Most of what I wanted to say has been said already, but there are a couple of points that I think are worth making. Like everyone else, it seems, I'm intrigued by the idea (er, non-idea) of doing Plato one back, and kicking him out of the Republic. A life without ideas, life perhaps become its own best idea, sound nice right about now. But I waver, here, too. At the risk of sounding like I'm feeing poetry to the dogs of philosophical ideation, (and noting that this is probably a variation on Jane's point), I'm not sure it's really possible to get away, ever, from ideas, although I admire a good philophical escape-artist as much as any other kind of artist. Even when O'Hara writes, in the most quotable manifesto of all time, "when I get lofty enough I've stopped thinking and that's when refreshment arrives" we certainly all of us agree, and cheer, and perhaps feel relieved from the burden of making good sense, and good citizens, but this is an idea, too, an idea that poetry results is the termination of ideas, of thinking. It's just not an idea that's all that portable; it needs to be performed in the poems themselves, as Ange does in certain poems from Starred Wire like "Imaginary Standard Distance" and "Poetry as Scholarship," where she tenderly pokes fun at the attempt to proceed from axioms or make "life . . . a thesis." Stressing sense and affect and the jouissance of the text is an idea, it's just one that poetry is probably better suited to convey than certain philosophical modes--which is why some of the best idea-workers--Nietsczhe, Barthes, Kierkegaard, Benjamin, etc.--are poets in their own right. So, I think Chris is correct in saying that the distinction needs to be refined: looking at the different kinds of questions posed/arguments conducted in poetry and philosophy is one way, but I also think we could distinguish between methods--poetry is much more likely to perform or enact an argument rather than communicate it, and much more likely to take the fight to the streets, literalize it, think it through in sense-data and affects and experience. Form, I guess, is the difference: philosophy is much less likely to think in form, and when it does I become tempted not only to admire it more but to call it poetry.

Of course, Ange's right--I myself reserve the right to be a sophist, to contradict myself, to refuse systems, and summaries and paraphrases, to choose questions over answers. But then, again, so do many thinkers. Choosing to be a sophist is itself an idea about ideas, about their relevance, their proper place in the scheme of things. . . This is, I think, what Ange was getting at with her remarks about risk the other day (which sound like, umm, Nietschze?)--ideas as theatre, as sketchy provisos, tentative and expedient means to an end but no ends-in-and-of themselves.

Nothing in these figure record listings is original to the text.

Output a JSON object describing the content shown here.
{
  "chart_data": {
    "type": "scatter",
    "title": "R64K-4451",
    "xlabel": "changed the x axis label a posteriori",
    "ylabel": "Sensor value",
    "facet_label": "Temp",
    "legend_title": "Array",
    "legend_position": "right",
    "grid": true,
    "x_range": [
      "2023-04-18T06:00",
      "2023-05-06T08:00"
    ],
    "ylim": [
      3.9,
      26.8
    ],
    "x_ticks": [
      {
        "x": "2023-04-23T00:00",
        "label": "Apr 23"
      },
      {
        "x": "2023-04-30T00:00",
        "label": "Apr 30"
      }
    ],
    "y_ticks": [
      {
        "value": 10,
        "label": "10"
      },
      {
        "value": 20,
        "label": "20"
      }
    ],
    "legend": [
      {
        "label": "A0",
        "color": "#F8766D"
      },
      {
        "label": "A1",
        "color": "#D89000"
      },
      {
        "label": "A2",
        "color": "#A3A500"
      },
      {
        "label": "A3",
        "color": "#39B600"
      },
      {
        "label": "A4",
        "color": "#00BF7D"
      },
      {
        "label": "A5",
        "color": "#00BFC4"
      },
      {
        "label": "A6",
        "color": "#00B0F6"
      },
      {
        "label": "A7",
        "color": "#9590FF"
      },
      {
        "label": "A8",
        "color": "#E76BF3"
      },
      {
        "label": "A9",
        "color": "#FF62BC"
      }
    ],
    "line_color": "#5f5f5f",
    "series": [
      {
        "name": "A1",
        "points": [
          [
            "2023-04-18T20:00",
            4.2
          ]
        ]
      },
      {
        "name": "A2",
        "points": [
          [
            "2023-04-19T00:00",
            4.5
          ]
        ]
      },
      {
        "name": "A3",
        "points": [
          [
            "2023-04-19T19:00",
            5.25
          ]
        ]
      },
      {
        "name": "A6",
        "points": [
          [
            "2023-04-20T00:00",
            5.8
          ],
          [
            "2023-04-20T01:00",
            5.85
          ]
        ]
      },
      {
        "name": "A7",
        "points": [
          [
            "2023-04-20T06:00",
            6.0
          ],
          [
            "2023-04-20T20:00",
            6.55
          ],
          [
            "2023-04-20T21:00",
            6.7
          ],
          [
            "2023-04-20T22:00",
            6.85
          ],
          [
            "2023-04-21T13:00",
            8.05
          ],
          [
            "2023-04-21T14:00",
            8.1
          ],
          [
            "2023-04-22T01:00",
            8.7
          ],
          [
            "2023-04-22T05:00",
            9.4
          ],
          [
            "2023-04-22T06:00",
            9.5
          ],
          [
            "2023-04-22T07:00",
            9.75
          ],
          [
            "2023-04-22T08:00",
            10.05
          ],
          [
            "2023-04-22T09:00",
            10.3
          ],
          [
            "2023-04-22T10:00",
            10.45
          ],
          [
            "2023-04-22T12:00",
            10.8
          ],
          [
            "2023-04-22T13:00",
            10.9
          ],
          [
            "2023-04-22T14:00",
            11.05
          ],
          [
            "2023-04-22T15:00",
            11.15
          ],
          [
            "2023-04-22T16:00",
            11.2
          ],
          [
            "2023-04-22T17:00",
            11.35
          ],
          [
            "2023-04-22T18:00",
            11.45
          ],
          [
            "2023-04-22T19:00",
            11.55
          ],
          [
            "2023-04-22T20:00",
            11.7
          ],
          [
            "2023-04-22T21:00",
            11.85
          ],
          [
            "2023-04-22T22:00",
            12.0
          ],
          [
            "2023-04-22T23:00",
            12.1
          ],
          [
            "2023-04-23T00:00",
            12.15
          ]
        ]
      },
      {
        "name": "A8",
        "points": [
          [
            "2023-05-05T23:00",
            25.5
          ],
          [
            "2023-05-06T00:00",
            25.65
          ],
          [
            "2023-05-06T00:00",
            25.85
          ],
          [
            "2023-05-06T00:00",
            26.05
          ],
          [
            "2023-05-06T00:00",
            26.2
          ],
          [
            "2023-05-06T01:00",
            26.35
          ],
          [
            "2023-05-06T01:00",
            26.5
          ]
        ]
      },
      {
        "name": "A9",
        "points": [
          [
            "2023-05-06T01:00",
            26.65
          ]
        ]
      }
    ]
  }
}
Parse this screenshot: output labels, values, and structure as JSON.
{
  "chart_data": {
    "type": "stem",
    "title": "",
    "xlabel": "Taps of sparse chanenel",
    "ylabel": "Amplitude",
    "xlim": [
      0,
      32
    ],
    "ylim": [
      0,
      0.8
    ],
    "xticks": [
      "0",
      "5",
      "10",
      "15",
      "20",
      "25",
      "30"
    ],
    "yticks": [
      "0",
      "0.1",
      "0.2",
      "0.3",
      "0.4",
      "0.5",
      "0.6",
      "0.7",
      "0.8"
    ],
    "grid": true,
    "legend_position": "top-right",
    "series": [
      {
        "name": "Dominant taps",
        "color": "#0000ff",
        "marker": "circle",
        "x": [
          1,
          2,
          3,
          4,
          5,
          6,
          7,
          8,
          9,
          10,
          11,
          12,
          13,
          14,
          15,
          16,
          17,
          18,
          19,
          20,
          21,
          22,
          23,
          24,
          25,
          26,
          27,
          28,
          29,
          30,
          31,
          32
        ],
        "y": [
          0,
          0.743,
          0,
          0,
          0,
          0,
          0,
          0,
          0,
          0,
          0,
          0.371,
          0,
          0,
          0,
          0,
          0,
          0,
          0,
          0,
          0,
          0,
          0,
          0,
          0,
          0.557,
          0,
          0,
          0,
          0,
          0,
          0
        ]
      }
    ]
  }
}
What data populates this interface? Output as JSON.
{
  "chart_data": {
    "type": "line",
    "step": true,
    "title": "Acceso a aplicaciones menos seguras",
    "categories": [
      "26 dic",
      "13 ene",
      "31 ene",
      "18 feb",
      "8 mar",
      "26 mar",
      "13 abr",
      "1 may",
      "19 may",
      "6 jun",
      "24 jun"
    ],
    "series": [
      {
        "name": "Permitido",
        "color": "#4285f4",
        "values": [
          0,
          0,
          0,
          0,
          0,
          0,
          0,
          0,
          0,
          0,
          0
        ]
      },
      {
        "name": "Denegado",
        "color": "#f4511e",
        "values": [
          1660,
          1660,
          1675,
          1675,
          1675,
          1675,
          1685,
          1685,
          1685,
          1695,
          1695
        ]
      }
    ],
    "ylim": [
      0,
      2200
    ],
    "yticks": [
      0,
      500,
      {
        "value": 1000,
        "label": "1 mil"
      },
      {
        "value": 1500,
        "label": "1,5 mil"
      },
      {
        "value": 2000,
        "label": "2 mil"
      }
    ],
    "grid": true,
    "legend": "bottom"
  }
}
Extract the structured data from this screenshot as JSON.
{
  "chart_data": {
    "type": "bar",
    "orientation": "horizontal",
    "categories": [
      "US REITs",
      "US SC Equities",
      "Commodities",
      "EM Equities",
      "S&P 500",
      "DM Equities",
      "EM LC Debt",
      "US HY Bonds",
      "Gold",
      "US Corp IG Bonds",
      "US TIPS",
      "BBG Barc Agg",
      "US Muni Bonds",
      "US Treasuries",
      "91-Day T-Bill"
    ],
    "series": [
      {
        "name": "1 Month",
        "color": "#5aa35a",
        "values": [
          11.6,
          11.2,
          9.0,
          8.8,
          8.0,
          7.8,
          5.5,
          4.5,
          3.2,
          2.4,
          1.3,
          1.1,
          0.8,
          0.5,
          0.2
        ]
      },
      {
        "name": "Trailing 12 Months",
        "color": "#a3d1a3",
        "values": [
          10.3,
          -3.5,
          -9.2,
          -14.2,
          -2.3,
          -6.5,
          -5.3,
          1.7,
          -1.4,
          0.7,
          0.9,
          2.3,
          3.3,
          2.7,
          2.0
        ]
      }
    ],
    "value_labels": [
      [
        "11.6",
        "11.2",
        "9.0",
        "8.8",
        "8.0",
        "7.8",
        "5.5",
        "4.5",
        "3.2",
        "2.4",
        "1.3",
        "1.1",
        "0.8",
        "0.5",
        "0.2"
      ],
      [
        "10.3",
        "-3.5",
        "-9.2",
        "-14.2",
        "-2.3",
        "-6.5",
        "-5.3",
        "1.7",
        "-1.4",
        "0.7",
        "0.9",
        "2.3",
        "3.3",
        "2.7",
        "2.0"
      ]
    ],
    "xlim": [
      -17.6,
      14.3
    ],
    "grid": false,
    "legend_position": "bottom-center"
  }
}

So even though I like to write about poetry and think about it thinking aboutlessly, this is where a reviewer might go wrong in assigning the relationship between poetry and ideas, expecting to find a portable or didactic or disembodied idea in a poem or book of poems. With something like Fourier Series, which clearly puts so much energy into form, and formal thinking, it's a real mistake to critique its "message" or "argument" without checking that content against the more "sedimented content" of the form. Fourier Series, to my mind, with its grids and sections and lyrical juxtapositions, is all about dialectic and a certain dialectical irony. I would be hesistant to accuse any section of imperialist rhetoric without seeing how such rhetoric might be ironized or undone by an adjacent moment. Perhaps that's what McSweeney meant, that she wanted to see these ironies made clearer or more vivid. That's a fair request. But it did sound from her as if she wanted Josh to put a little note at the bottom stating his political sentiments vis-a-vis "manifest destiny" as it is embodied by Wayne and westerns.

It may be a bad idea to ask poetry to tell us what to think. But poetry can allow a rich occasion, a rich site, for thought. In the end, that's why something that's orientalist or imperialist or sexist or whatnot has a place in poetry that it doesn't really have elsewhere--poems allow us the opportunity to think through these things ourselves. If McSweeney felt she didn't get to do much thinking through of ideas, just idea-listening, fine; that's an OK critique. I, on the other hand, did a good deal of thinking and feeling and sensing, and sometimes all three at once.